Subadditivity

In the industrial organization of the preamble subadditivity means a condition in which a good can be produced cost-effectively than by several companies together by a single company.

If a cost function subadditive in these units can always be produced by exactly one company at a lower cost than two or more companies, regardless of the production volume between these companies will be divided.

An industry is a natural monopoly if its cost function is higher than the entire quantity demanded of time in the area subadditive.

In perfect competition, ie if the price equals marginal cost, sub-additive cost structures lead to a deficit because the average costs include fixed costs and thus in the relevant area above the marginal costs ( which do not contain fixed costs ) are. Therein lies the justification for the regulation of markets.

Single-product case

If a single product produced ( single-product case ), it is better if a single provider ( ) the entire amount made ​​as if several suppliers () together produce the same amount. Formally, this is expressed by :, where the cost to produce the quantities that suppliers would produce; these subsets add up to the total amount.
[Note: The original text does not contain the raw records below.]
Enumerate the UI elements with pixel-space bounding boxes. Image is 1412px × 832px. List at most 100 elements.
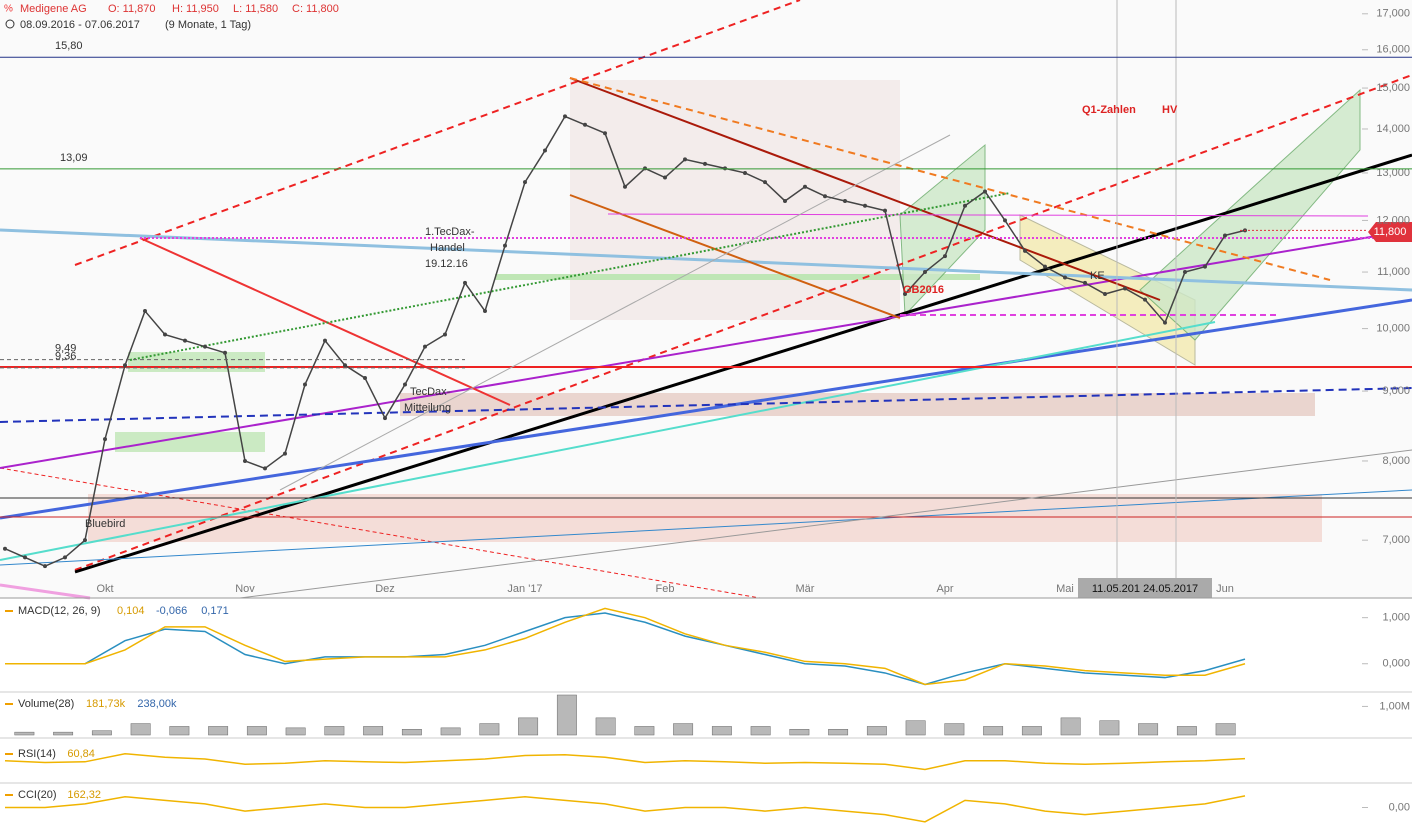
price-point <box>223 350 227 355</box>
annotation: 19.12.16 <box>425 258 468 270</box>
volume-bar <box>363 726 384 736</box>
price-point <box>1003 218 1007 223</box>
x-tick-label: Apr <box>936 583 953 595</box>
price-point <box>23 555 27 560</box>
volume-bar <box>440 727 461 736</box>
price-point <box>123 363 127 368</box>
x-tick-label: Jun <box>1216 583 1234 595</box>
price-point <box>103 437 107 442</box>
price-point <box>1023 248 1027 253</box>
price-point <box>163 332 167 337</box>
price-point <box>443 332 447 337</box>
price-point <box>1043 264 1047 269</box>
indicator-line <box>5 607 1246 686</box>
price-point <box>943 254 947 259</box>
volume-bar <box>1176 726 1197 736</box>
price-point <box>883 208 887 213</box>
volume-bar <box>866 726 887 736</box>
indicator-readout: 0,104 <box>117 605 145 617</box>
price-point <box>383 416 387 421</box>
volume-bar <box>479 723 500 736</box>
price-point <box>183 338 187 343</box>
price-point <box>983 189 987 194</box>
price-point <box>403 382 407 387</box>
price-point <box>83 538 87 543</box>
y-tick-label: 7,000 <box>1382 534 1410 546</box>
price-point <box>563 114 567 119</box>
volume-bar <box>401 729 422 736</box>
x-tick-label: Feb <box>656 583 675 595</box>
volume-bar <box>169 726 190 736</box>
volume-bar <box>944 723 965 736</box>
price-point <box>603 131 607 136</box>
ohlc: L: 11,580 <box>233 3 278 15</box>
annotation: HV <box>1162 104 1178 116</box>
volume-bar <box>634 726 655 736</box>
volume-bar <box>789 729 810 736</box>
indicator-readout: -0,066 <box>156 605 187 617</box>
price-point <box>1123 286 1127 291</box>
price-point <box>583 122 587 127</box>
y-tick-label: 12,000 <box>1376 214 1410 226</box>
volume-bar <box>1060 717 1081 736</box>
price-point <box>43 564 47 569</box>
price-point <box>63 555 67 560</box>
level-label: 9,36 <box>55 351 76 363</box>
indicator-line <box>5 795 1246 823</box>
price-point <box>623 184 627 189</box>
price-point <box>903 292 907 297</box>
level-label: 15,80 <box>55 40 83 52</box>
annotation: GB2016 <box>903 284 944 296</box>
logo: % <box>4 4 13 15</box>
price-point <box>1163 320 1167 325</box>
price-point <box>543 148 547 153</box>
event-date-1: 11.05.201 <box>1092 583 1140 595</box>
volume-bar <box>91 730 112 736</box>
annotation: TecDax- <box>410 386 451 398</box>
volume-bar <box>595 717 616 736</box>
y-tick-label: 17,000 <box>1376 8 1410 20</box>
event-date-2: 24.05.2017 <box>1143 583 1198 595</box>
x-tick-label: Jan '17 <box>507 583 542 595</box>
volume-bar <box>905 720 926 736</box>
y-tick-label: 14,000 <box>1376 123 1410 135</box>
price-point <box>1063 275 1067 280</box>
price-point <box>283 451 287 456</box>
annotation: 1.TecDax- <box>425 226 475 238</box>
price-point <box>463 280 467 285</box>
price-point <box>1083 280 1087 285</box>
y-tick-label: 0,000 <box>1382 658 1410 670</box>
price-point <box>803 184 807 189</box>
x-tick-label: Okt <box>96 583 113 595</box>
y-tick-label: 1,00M <box>1379 700 1410 712</box>
volume-bar <box>673 723 694 736</box>
ohlc: O: 11,870 <box>108 3 156 15</box>
price-point <box>1143 297 1147 302</box>
price-point <box>523 180 527 185</box>
price-point <box>663 175 667 180</box>
x-tick-label: Nov <box>235 583 255 595</box>
annotation: Mitteilung <box>404 402 451 414</box>
volume-bar <box>130 723 151 736</box>
price-point <box>743 170 747 175</box>
indicator-readout: 162,32 <box>67 789 101 801</box>
price-point <box>143 309 147 314</box>
indicator-title: CCI(20) <box>18 789 57 801</box>
x-tick-label: Mai <box>1056 583 1074 595</box>
x-tick-label: Dez <box>375 583 395 595</box>
indicator-line <box>5 612 1246 686</box>
x-tick-label: Mär <box>796 583 815 595</box>
indicator-title: RSI(14) <box>18 748 56 760</box>
annotation: KE <box>1090 270 1105 282</box>
indicator-readout: 0,171 <box>201 605 229 617</box>
price-point <box>1223 233 1227 238</box>
price-point <box>303 382 307 387</box>
period-span: (9 Monate, 1 Tag) <box>165 19 251 31</box>
volume-bar <box>1021 726 1042 736</box>
volume-bar <box>1138 723 1159 736</box>
level-label: 9,49 <box>55 343 76 355</box>
price-point <box>1103 292 1107 297</box>
price-point <box>263 466 267 471</box>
The causes of the underlying rising economies of scale such homogeneous goods are in scale, for example in stochastic variable savings and learning curve effects.

More product case

In the multi - product case is sub-additive if a company has two products together can produce overall lower cost than if two companies had the same amount would each produce only one good (). This condition is met if the average costs are decreasing in the relevant area and are above the marginal cost.

In such a manufacturing different ( heterogeneous ) goods are composite effects ( economies of scope ) and Kostenkomplementarität to bear. In both cases, subadditivity also favors the existence of economies of density. However, economies of scale and scope provide neither a necessary nor a sufficient condition for subadditivity dar.